Changing family lifestyles mean that older people can become isolated and lonely. I'm sure that is true the world over. Some don’t have family at all.
I am very aware of the campaigning work done by AWOC (Ageing WithOut Children). There is a government assumption that everyone has children to provide care and advocate for parents when they can no longer do so for themselves. Indeed, AWOC say that the majority of the 6.5 million carers in the UK are looking after either a parent or parent-in-law (or both).
But the number of people not having children by choice or circumstance is increasing - something like 1 in 4 (post WW2 it was 1 in 9). How to provide support for those who don’t have family is going to become an increasing issue. Those who have had children; they may have outlived them, be estranged or simply live at a geographical distance that makes caring impossible.
This AWOC blog - Who’s in my corner?
awoc.org.uk/category/blog/
The default assumption that there will be children around to help means that the reaction from care staff to those ageing without children is often one of surprise, as though they are strange and out of the ordinary. Respondents to AWOC surveys and discussions have referred to feeling “othered”, sometimes with the added implication that by not having children they have somehow failed in life. This in turn has led to some mistrusting a health and social care system that doesn’t have a solution for when there is no-one to support an individual, and even a reluctance to engage with it.

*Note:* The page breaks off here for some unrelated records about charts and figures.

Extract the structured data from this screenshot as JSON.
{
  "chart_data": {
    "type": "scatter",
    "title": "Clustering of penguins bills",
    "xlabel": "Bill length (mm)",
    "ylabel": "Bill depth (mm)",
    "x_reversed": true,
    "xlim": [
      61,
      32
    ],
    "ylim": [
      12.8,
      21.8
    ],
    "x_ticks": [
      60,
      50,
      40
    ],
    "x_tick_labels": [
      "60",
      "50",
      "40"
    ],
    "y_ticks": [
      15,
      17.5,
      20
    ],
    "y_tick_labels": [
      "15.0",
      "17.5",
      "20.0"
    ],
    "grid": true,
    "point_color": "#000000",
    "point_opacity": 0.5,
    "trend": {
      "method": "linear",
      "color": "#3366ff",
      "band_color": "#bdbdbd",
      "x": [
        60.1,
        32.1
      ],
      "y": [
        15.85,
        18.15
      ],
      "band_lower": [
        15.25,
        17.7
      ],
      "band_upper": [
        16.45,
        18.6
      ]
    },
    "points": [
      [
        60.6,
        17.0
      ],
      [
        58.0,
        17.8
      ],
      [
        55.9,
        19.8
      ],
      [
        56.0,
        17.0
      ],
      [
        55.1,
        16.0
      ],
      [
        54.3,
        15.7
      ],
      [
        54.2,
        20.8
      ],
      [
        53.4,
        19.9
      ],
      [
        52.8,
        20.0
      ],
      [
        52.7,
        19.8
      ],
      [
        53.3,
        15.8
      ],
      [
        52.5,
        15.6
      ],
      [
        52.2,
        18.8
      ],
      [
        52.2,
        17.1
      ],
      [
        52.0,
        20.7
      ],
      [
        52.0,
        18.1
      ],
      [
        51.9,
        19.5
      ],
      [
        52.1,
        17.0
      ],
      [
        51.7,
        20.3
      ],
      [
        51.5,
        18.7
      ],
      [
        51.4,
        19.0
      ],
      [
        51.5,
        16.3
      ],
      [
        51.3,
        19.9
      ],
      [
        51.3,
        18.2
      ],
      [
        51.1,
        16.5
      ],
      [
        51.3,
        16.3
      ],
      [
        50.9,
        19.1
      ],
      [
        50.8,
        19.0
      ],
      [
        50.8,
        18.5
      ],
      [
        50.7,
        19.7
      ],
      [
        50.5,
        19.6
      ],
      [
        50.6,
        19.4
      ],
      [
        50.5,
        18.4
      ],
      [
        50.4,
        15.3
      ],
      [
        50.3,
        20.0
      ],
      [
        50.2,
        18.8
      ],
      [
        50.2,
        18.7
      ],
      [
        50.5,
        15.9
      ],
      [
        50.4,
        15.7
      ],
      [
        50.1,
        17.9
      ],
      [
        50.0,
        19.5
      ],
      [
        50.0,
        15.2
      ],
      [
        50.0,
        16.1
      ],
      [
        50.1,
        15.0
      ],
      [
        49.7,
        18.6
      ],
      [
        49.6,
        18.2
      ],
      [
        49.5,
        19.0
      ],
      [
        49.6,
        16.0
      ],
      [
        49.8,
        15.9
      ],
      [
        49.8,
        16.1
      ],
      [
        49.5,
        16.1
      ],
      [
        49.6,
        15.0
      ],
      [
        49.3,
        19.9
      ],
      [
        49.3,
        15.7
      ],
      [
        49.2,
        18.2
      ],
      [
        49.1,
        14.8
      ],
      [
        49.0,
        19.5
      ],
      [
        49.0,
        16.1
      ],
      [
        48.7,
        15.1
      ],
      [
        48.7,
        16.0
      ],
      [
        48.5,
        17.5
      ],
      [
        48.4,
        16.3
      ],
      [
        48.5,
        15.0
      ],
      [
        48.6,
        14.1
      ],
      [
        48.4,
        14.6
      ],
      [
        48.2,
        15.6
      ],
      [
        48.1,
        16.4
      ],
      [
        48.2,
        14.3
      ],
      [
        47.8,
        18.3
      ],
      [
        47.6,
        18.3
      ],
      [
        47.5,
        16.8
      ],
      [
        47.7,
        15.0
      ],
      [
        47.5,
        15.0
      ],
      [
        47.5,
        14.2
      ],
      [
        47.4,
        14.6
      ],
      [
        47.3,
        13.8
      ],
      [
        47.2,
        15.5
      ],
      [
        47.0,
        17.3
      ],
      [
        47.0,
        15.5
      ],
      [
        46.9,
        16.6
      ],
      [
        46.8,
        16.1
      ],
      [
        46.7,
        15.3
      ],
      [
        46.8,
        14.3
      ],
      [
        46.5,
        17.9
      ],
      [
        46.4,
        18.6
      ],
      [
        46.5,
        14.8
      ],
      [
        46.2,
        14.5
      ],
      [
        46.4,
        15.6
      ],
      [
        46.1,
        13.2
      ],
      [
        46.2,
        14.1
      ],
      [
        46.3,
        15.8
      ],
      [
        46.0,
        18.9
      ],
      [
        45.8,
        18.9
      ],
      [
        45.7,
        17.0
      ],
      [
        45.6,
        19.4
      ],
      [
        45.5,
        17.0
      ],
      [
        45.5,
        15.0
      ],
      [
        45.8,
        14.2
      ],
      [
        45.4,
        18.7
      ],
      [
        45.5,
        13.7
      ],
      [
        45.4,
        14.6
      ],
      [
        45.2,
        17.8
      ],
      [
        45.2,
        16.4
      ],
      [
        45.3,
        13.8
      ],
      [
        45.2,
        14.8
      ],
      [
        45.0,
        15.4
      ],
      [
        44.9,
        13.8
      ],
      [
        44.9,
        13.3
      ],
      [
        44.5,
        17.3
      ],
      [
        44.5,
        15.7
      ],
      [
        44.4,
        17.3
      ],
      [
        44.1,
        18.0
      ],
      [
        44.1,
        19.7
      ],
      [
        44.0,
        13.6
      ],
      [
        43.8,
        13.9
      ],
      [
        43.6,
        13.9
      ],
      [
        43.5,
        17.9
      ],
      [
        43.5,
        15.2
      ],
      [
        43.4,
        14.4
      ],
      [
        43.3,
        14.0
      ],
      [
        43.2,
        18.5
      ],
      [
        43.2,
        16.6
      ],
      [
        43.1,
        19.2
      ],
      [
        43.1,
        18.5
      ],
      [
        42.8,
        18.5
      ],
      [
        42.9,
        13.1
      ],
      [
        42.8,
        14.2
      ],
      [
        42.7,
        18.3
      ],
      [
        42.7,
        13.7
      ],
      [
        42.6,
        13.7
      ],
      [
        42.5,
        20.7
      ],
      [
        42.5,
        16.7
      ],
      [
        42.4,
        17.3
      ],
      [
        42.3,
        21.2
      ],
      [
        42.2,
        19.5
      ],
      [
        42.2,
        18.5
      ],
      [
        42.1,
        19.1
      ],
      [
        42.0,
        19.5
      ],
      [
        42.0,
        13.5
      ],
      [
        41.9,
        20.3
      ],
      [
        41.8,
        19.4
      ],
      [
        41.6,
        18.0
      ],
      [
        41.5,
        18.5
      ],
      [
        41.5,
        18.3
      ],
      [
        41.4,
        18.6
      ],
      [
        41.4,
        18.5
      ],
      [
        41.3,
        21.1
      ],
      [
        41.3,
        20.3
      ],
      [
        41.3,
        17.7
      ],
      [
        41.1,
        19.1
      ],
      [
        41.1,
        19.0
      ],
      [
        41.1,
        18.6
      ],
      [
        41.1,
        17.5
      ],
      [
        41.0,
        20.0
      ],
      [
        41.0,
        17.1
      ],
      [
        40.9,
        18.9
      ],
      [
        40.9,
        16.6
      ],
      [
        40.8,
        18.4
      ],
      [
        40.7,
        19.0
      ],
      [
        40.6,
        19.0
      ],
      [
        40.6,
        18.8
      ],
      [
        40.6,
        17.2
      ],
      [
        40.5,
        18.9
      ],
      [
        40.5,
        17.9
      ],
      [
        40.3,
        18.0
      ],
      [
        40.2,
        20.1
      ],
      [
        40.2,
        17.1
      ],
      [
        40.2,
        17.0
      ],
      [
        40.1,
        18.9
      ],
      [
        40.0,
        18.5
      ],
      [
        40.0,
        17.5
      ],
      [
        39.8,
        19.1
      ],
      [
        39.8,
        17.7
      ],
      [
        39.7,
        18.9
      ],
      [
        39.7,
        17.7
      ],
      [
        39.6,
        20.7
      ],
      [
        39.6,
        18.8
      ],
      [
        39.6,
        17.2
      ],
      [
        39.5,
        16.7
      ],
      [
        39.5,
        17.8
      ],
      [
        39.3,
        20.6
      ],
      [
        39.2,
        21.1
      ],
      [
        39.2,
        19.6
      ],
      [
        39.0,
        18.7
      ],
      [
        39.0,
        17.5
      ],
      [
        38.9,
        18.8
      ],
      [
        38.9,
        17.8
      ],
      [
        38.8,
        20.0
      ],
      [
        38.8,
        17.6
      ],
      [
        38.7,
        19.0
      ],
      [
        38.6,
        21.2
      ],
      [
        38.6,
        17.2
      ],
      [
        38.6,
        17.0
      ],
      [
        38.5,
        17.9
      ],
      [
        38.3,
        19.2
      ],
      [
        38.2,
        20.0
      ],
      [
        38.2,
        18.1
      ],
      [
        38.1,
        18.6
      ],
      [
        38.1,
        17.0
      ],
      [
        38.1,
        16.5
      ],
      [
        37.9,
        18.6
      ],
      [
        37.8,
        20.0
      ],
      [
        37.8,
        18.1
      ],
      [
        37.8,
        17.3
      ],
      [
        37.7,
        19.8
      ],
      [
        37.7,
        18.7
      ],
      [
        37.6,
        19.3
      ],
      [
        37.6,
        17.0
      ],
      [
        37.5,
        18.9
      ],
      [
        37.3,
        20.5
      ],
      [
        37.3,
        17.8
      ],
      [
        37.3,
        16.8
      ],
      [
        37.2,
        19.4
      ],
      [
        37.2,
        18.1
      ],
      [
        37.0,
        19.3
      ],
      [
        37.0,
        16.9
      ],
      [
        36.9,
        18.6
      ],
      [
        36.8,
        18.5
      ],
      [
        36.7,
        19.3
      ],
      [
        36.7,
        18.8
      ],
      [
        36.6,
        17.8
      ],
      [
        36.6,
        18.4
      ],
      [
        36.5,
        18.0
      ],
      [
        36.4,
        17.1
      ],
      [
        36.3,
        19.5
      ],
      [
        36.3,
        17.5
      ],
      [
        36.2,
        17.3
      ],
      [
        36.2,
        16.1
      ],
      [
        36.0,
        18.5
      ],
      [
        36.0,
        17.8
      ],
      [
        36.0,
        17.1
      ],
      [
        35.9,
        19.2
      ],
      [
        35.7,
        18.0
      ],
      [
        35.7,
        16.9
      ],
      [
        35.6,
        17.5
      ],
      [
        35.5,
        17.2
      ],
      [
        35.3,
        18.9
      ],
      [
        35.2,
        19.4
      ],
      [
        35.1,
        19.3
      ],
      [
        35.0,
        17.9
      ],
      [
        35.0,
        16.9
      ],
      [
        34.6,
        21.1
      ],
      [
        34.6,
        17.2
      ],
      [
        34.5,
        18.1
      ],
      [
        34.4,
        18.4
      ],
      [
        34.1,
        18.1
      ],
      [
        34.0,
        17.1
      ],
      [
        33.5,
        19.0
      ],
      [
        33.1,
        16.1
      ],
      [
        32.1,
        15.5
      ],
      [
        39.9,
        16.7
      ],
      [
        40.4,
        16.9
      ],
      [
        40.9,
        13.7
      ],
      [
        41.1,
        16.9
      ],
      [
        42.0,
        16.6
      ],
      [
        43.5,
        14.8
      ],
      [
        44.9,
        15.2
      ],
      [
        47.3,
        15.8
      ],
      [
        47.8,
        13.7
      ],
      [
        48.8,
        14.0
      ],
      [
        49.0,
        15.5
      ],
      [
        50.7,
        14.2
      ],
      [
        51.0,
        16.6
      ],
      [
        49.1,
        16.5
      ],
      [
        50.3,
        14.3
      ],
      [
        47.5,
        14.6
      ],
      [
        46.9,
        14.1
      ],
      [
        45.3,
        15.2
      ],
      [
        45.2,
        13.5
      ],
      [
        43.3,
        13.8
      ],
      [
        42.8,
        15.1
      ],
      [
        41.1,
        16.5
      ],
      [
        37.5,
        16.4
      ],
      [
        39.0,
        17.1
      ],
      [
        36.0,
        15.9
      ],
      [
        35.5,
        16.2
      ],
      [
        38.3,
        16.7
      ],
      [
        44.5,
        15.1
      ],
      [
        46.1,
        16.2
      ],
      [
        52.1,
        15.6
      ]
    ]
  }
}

I have experienced this myself with day surgeries requiring full anaesthesia where there was an assumption that there would be someone at home to watch over me in the 24 hours afterwards. On both occasions when I said in the pre-op interview that there wasn’t, I encountered surprise from the interviewer and then an ensuing fuss over whether I could stay in hospital overnight or whether I would have to forego the very necessary procedures. It’s little things like this that can make ageing trickier to negotiate.